Just to give you an example, the file format tells you that there is a foot note. If the footnote doesn't fit on the page, then you have to paginate it (continue it on the next page). The file format doesn't tell you how or when to do that -- it just tells you that there is a footnote. Word happens to paginate footnotes incorrectly. Word Perfect paginates footnotes correctly. To import a Word document perfectly, somehow you have to break the pagination of the footnotes -- something that is practically impossible to do with a file importer.
Microsoft can't fix the pagination of footnotes because that's the way they've always done it. If they fixed the pagination, they would break decades of existing legal documents (which all have really long footnotes). They could add a new feature to paginate them correctly and tag them in the file format: For example "Here is a footnote. Paginate it correctly/incorrectly". I don't think they ever did that with footnotes, but they definitely did for a lot of other features (It's been over 10 years since I looked at the spec, so I can't give you a good example, unfortunately). Basically, you will see in the spec an option that says, "Render like Word 95", or something equivalent.

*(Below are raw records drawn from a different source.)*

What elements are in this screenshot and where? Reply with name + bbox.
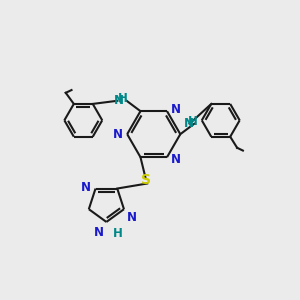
Text: S: S (141, 173, 151, 187)
Text: N: N (94, 226, 104, 239)
Text: N: N (81, 181, 92, 194)
Text: H: H (113, 226, 123, 240)
Text: N: N (183, 117, 194, 130)
Text: N: N (113, 94, 124, 107)
Text: H: H (118, 92, 128, 105)
Text: H: H (188, 115, 198, 128)
Text: N: N (113, 128, 123, 141)
Text: N: N (171, 103, 181, 116)
Text: N: N (127, 212, 137, 224)
Text: N: N (171, 152, 181, 166)
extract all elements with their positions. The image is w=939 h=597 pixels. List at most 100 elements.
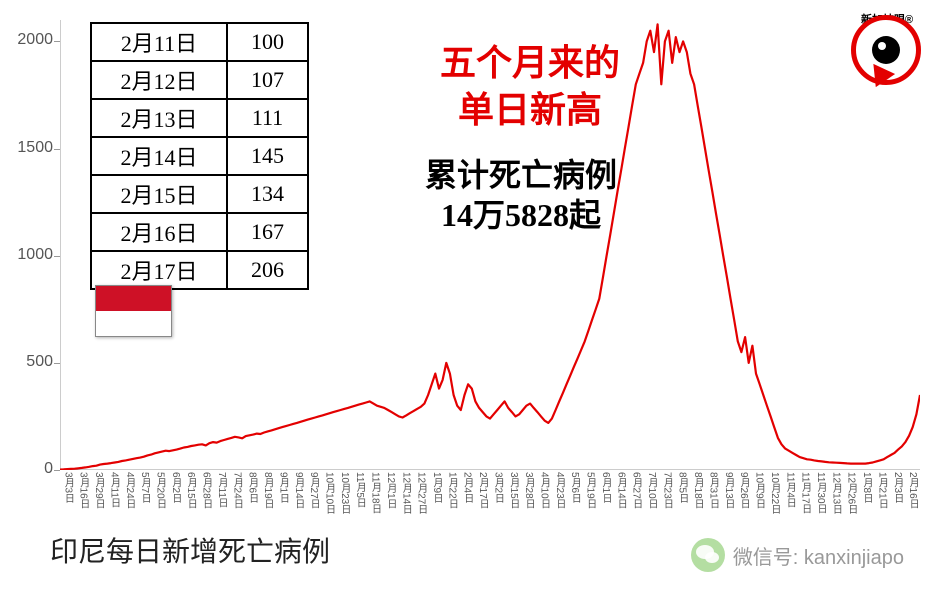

If you want to render Word documents perfectly (as well as your own), for each feature you need to be able to render it in your native style, and in style that Word has ever used -- even if these are fundamentally broken from a layout perspective. And then you have to add all of those Word styles to your file format, or else if you import it into your file format, you won't be able to save it.
Nobody does that, for obvious reasons. It's not Microsoft's fault. The opposite is exactly the same. That's why MS dug in their heels about not using Open Office file format -- it's an insane idea. I'm not a big fan of MS as a whole, but I interacted with the Word team a lot when I worked on conversions for Word Perfect. They were always extremely helpful -- to the point of sending me bug reports when I made a mistake on the conversions. They always knew that interoperability of their file format was only in their best interest and they did their best. Word is just a massive legacy system and they have their hands tied -- mainly because they always bend over backwards to maintain backwards compatibility for their customers.
I understand the feeling you are trying to get at, but in this case it is entirely misplaced.